Western political projects have worked hard to make care seem like something we only need to do if and as it suits us. Why learn to oil your bike chain if you can pay someone to do it for you? Why take care of your children if you can hire a nanny? Not all life-sustaining care work feels ‘good’ or even necessary. Caring work is not all as enjoyable as taking a candle-lit bubble bath, though increasingly ‘projects of care, feminist and otherwise, are full of romantic temptations that disconnect acts that feel good from their geopolitical implications,’ as feminist technoscience scholar of care Michelle Murphy kindly points out for us. These political projects have worked hard to make care seem like a privately maintained relationship, something that does not need to be seen or thought much about on a social or structural level. The kind of feminism they love is the kind that tells you not to have kids to be successful, rather than the kind which asks them to care-fully incorporate maternal and paternal reproductive labour into political and economic systems that currently seem to be made up of untethered individuals.

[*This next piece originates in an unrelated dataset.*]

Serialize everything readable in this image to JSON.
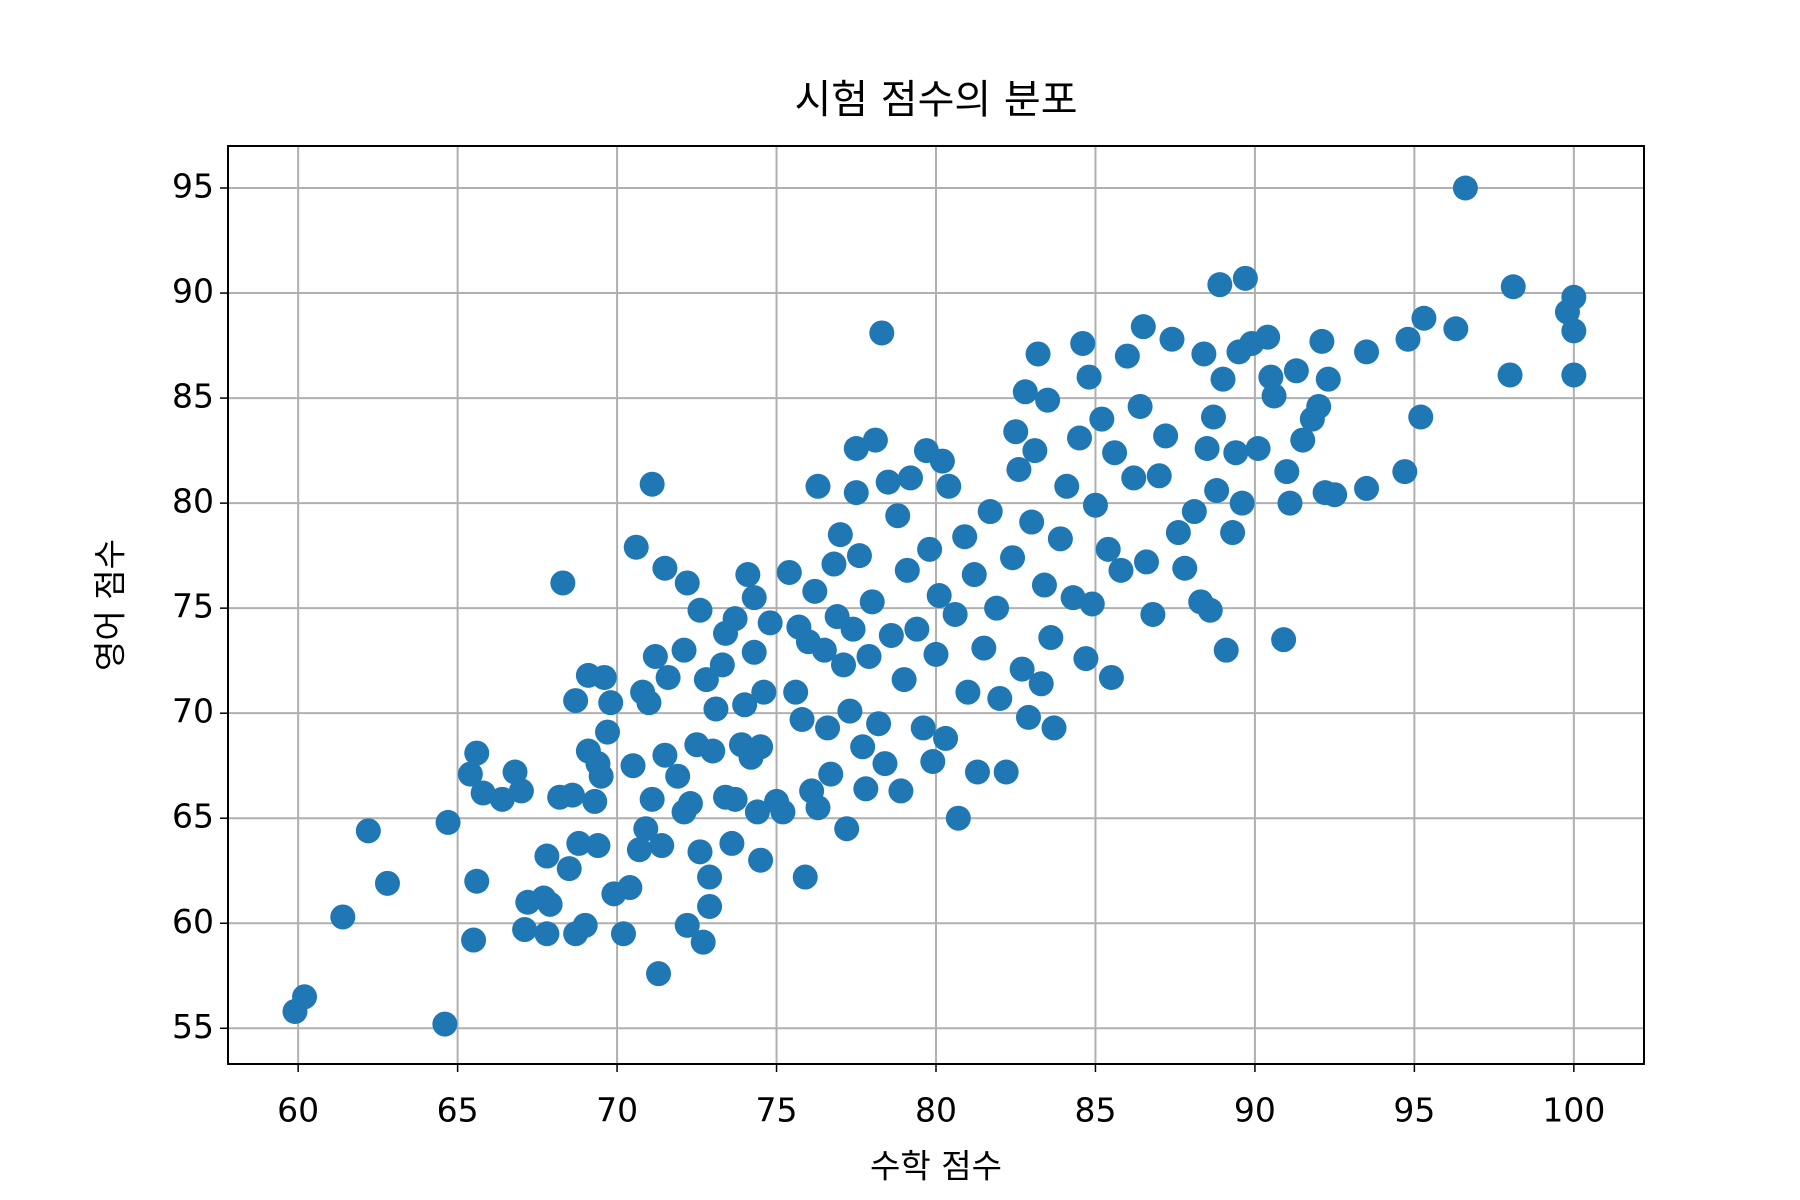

Sometimes caring can look like sustainable doing, but it can be more accurately understood as ecological being. Sustainability tells us, we have to have knowledge, so that we can address the problems facing the specific things upon which we depend and for which we care. Being ecological does not address a problem. Problems are a part of what being ecological is. Being ecological requires that we accept that we live with, and because of, things we can never entirely know.
When I think about being ecological, I think about faith. Perhaps because in the community they told me over and over again that without faith, you have nothing. Perhaps because prayer at its core is a form of care, demonstrating respect and gratitude for the more-than-human which sustains us. Faith gives us a way to care without the salve of certainty. It allows us to touch the essence of finitude, the parameters of our being alive, while we go about the mundane tasks that keep our hearts, and the hearts of others, beating.
When Joel prays every morning he is not desperately hoping or clinging to a future of happiness or ease. He knows that sometimes things will be hard, that every day his own, and his family’s, health is a blessing. First he says thank you, and then he asks without expectation. Then he goes about his day. He feeds the animals, he tries to mend old and rusted cars, he watches his grandkids play with a gentle smile on his face. We sit around the table and hold hands while the kids recite mass. Usually I have been inside in the latter half of the morning, learning how to cook with Sofia, Lucia, or Alba – Joel's daughter, Sofia's daughter, and Sofia's mum – who love to cook. Peace and joy overflow from their beings as they gather ingredients and set up the chopping boards. They show me that whatever they have from their garden, with a little bit of flour and oil, is enough and tastes better than anything you could buy from the store. The food is always delicious here – it is made with care.